The message we reinforce constantly: the training done in Term 1 has set them up. The capacity is there. Term 2 is about learning to access it.
The race is often lost in the first minute, not the last. Pace judgement is the first thing we fix.
We Replicate What Race Day Feels Like.
There is no substitute for replicating the demands of competition in training. We run the types of efforts athletes will face in a cross country race: uneven pacing, surges, recovery periods, and the mental grind of the middle section when everything is telling you to slow down.
We also coach the start. Cross country starts are chaotic and athletes who have not practised them are either too timid or burn through their reserves in the first 200 metres. We walk through race-start scenarios so nothing feels unfamiliar on the day.
Familiar conditions build confidence. Confidence changes results.
Three Things We Look For in Every Session.
At the start of each session we set clear expectations. Not a time target, not a distance goal, but three things we are looking for. We call it the pass mark. Get these right and the session is a success, regardless of what the stopwatch says.
Those three things are within every athlete's control. That is intentional. When athletes know what success looks like in concrete terms, they stop guessing and start performing.
After Every Session, We Ask.
Post-session feedback is built into every session in Term 2. Not a debrief we run at athletes. A conversation.
We ask three things: what are you learning? What challenges are you facing? Where do you think you need help, or where could you do better?
The answers tell us more than any performance metric. They show us where athletes are mentally, not just physically. And they give athletes ownership of their own development in a way that being told what to work on never quite achieves.
Instead of nervous on the start line, we want athletes who are excited to see what they can do.
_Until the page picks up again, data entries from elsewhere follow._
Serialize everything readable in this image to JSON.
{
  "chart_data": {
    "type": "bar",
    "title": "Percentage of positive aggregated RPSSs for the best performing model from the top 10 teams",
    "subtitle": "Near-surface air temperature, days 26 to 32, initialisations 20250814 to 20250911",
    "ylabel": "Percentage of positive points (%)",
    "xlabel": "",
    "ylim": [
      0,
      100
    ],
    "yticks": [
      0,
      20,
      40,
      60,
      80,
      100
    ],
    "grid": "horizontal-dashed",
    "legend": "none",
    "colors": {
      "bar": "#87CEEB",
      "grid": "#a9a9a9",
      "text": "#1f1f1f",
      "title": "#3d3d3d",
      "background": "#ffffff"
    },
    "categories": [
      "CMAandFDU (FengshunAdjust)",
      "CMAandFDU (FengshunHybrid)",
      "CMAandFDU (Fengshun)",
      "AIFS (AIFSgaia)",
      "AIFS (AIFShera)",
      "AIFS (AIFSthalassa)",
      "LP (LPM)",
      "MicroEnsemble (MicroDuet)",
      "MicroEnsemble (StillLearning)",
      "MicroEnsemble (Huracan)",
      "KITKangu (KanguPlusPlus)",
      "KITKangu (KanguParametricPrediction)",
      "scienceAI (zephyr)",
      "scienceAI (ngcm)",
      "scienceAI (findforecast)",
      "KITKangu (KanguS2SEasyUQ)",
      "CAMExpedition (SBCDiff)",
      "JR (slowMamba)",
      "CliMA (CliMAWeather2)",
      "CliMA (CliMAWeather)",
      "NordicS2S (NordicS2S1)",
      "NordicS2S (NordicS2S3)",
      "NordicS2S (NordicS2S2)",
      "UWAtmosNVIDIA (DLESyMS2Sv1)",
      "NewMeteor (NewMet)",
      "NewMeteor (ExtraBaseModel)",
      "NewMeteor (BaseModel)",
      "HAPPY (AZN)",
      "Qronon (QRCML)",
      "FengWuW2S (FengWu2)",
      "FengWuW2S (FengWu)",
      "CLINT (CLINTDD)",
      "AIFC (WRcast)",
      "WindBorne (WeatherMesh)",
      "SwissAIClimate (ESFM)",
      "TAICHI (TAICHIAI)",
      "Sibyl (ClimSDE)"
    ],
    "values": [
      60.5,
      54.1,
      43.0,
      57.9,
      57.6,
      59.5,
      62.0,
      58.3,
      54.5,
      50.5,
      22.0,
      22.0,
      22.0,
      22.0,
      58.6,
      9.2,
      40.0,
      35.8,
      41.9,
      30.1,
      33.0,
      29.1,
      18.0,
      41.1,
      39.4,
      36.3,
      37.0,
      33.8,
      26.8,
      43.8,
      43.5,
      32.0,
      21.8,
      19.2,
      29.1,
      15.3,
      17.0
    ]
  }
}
Self-Belief Is the Real Result.
The measure we are most proud of from Term 2 is not a cross country time. It is the shift in how athletes approach race day.
Young athletes who came in anxious about distance running are now excited to race. They back themselves because they know what the training has built. They understand their breathing. They have a strategy for the start. They know what a good effort feels like from the inside, not just from the outside.
That is what good Term 2 programming looks like. Not just athletes who run further than they did in Term 1, but athletes who believe they can.